La réalité, c’est que malgré la bonne volonté de tous les joueurs du Canadien, il manque de très gros morceaux, dont celui qui donne l’exemple dans cette équipe, soit Brian Gionta.

Depuis que ce dernier a quitté le match face aux Canucks, le 8 décembre, le Canadien a une fiche de deux victoires et cinq revers. Et pendant que la tempête fait rage, la présence de Gionta serait bénéfique, mais il faudra attendre avant qu’il revienne au jeu.

Reste que même s’il n’est pas en mesure de jouer la semaine prochaine, en raison d’une blessure à l’aine, je m’assurerais qu’il soit avec l’équipe à Ottawa et en Floride.

Gionta n’est pas capitaine de cette équipe pour rien. Son calme est rassurant, et même s’il n’est pas sur la glace présentement, il peut avoir son mot à dire sur les problèmes, lui qui comme tout le monde, a été surpris du congédiement de Jacques Martin.

Randy Cunneyworth a été un capitaine exemplaire à Ottawa et il était tout un rassembleur. S’il y a quelqu’un qui a le même impact chez le Canadien, c’est bien Gionta.

Est-ce que le Canadien va se remettre à gagner juste parce qu’il est dans l’entourage de l’équipe ? Pas nécessairement. Mais le Canadien est à la recherche d’une certaine crédibilité présentement et je suis convaincu que Gionta peut aider en ce sens.

Maintenant, la prochaine semaine sera cruciale pour la suite des choses.

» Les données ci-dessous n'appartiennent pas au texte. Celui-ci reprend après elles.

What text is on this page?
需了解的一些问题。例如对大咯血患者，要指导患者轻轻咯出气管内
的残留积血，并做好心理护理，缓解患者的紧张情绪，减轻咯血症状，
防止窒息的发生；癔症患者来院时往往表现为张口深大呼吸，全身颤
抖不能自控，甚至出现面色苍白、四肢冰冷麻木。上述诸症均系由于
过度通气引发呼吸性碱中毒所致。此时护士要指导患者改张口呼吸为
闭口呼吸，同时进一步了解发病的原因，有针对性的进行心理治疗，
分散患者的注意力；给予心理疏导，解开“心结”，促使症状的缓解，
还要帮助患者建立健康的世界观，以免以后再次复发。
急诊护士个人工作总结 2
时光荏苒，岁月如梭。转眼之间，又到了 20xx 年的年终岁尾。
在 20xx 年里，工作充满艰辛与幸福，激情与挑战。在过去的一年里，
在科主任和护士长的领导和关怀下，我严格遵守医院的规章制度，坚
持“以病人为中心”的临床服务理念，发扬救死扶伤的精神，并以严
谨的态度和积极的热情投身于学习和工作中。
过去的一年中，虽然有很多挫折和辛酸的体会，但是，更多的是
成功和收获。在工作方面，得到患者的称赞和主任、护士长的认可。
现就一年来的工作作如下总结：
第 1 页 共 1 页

Il faut absolument que le Canadien termine son voyage de six rencontres, avec du momentum.

Sinon, la fin de saison risque d’être très longue.



Je profite de cette chronique pour vous souhaitez le plus beau Noel. C’est une période de réjouissance normalement.

Oublions le hockey pendant quelques jours et n’oublions surtout pas ce qui est important.